The good news for Qualcomm is that much of the marriage of computing and connectivity that's currently going on in the enormous technology field we've dubbed the Internet of Things (IoT) is squarely in their area of expertise, according to CEO Steve Mollenkopf.
"It's amazing the amount of tech that's being absorbed from the mobile ecosystem. Computing and connectivity, what we do, we are now expanding that into a lot of other areas, including consumer electronics, education, healthcare, energy, networking, cloud services, and more," Mollenkopf said, kicking off Qualcomm's Uplinq developer conference here.
In a freewheeling opening keynote, Mollenkopf and others demonstrated IoT technologies ranging from robots to toy-recognition applications for tablets to a new SDK for digital eyewear.
Take robotics, an area that few would associate with Qualcomm at the moment. Yet in Mollenkopf's telling, a "drone is basically a smartphone with four DC motors," so it makes sense that the company is currently developing platforms for airborne and land-based robots.

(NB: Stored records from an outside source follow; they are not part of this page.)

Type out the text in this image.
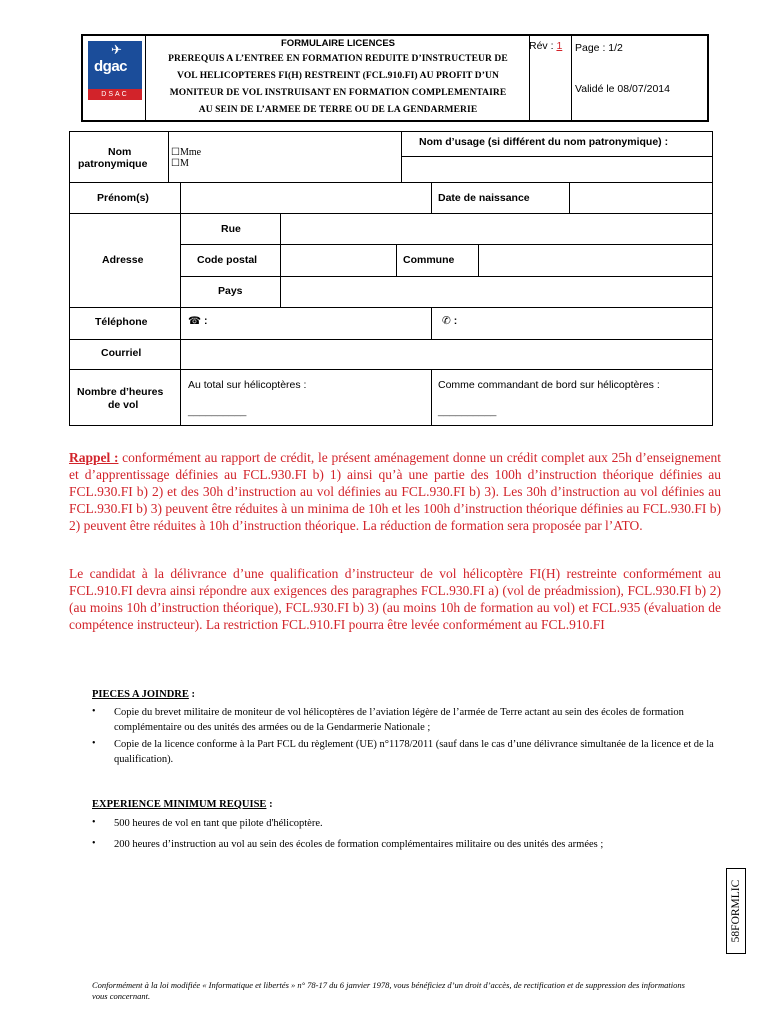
✈
dgac
DSAC
FORMULAIRE LICENCES
PREREQUIS A L’ENTREE EN FORMATION REDUITE D’INSTRUCTEUR DE
VOL HELICOPTERES FI(H) RESTREINT (FCL.910.FI) AU PROFIT D’UN
MONITEUR DE VOL INSTRUISANT EN FORMATION COMPLEMENTAIRE
AU SEIN DE L’ARMEE DE TERRE OU DE LA GENDARMERIE
Rév : 1 Page : 1/2
Validé le 08/07/2014
Nom
patronymique
☐Mme
☐M
Nom d’usage (si différent du nom patronymique) :
Prénom(s)	Date de naissance
Adresse
Rue
Code postal	Commune
Pays
Téléphone	☎ :	✆ :
Courriel
Nombre d’heures
de vol
Au total sur hélicoptères :	Comme commandant de bord sur hélicoptères :
__________	__________
Rappel : conformément au rapport de crédit, le présent aménagement donne un crédit complet aux 25h d’enseignement et d’apprentissage définies au FCL.930.FI b) 1) ainsi qu’à une partie des 100h d’instruction théorique définies au FCL.930.FI b) 2) et des 30h d’instruction au vol définies au FCL.930.FI b) 3). Les 30h d’instruction au vol définies au FCL.930.FI b) 3) peuvent être réduites à un minima de 10h et les 100h d’instruction théorique définies au FCL.930.FI b) 2) peuvent être réduites à 10h d’instruction théorique. La réduction de formation sera proposée par l’ATO.
Le candidat à la délivrance d’une qualification d’instructeur de vol hélicoptère FI(H) restreinte conformément au FCL.910.FI devra ainsi répondre aux exigences des paragraphes FCL.930.FI a) (vol de préadmission), FCL.930.FI b) 2) (au moins 10h d’instruction théorique), FCL.930.FI b) 3) (au moins 10h de formation au vol) et FCL.935 (évaluation de compétence instructeur). La restriction FCL.910.FI pourra être levée conformément au FCL.910.FI
PIECES A JOINDRE :
• Copie du brevet militaire de moniteur de vol hélicoptères de l’aviation légère de l’armée de Terre actant au sein des écoles de formation complémentaire ou des unités des armées ou de la Gendarmerie Nationale ;
• Copie de la licence conforme à la Part FCL du règlement (UE) n°1178/2011 (sauf dans le cas d’une délivrance simultanée de la licence et de la qualification).
EXPERIENCE MINIMUM REQUISE :
• 500 heures de vol en tant que pilote d'hélicoptère.
• 200 heures d’instruction au vol au sein des écoles de formation complémentaires militaire ou des unités des armées ;
58FORMLIC
Conformément à la loi modifiée « Informatique et libertés » n° 78-17 du 6 janvier 1978, vous bénéficiez d’un droit d’accès, de rectification et de suppression des informations vous concernant.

At Uplinq, Qualcomm demoed a Snapdragon-based, three-wheeled robot equipped with a smartphone camera and depth sensor in its dragon-shaped face, as well as 22 force feedback actuators guiding it to pick up objects and deposit them in bins. After receiving instructions wirelessly from a tablet, the little dragon bot was able to carry out its tasks autonomously.
The company also made availableprinting specs and source code for a much smaller robot called the Qualcomm Micro Rover, pictured at right. It's a small, 3D-printable tread crawler with camera-enabled "vision," powered and guided via simple servo instructions by a smartphone it wears on its back.
Pretty cool, huh? So are Qualcomm's plans for wearables, and specifically for enhanced eyewear.
The company's Vuforia mobile vision platform has been used for a number of augmented reality-type applications, including Lego's new Fusion line of toy sets, which combine play with physical bricks and an AR experience accessed via a tablet. Now Qualcomm is making a Vuforia SDK for Digital Eyewear available to its developers, with the idea that legitimate AR overlays on physical reality will be developed for smart glasses.
The first Qualcomm partners developing devices with the Vuforia SDK for Digital Eyewear include Samsung for its Gear VR headset, Epson for its Moverio BT-200, and ODG for its R-7, a newly announced stereoscopic see-through display system powered by a Snapdragon 805 processor.
"The promise of digital eyewear is to create a heads-up display for our daily lives. While the realization of this promise remains in the future, Vuforia is taking a big step in the right direction by enabling a first generation of applications for consumer and enterprise use," said Jay Wright, vice president of product management for Qualcomm Connected Experiences.
"Developers will now have the tools required to build experiences that will drive the adoption of the digital eyewear category. We look forward to seeing what developers make possible."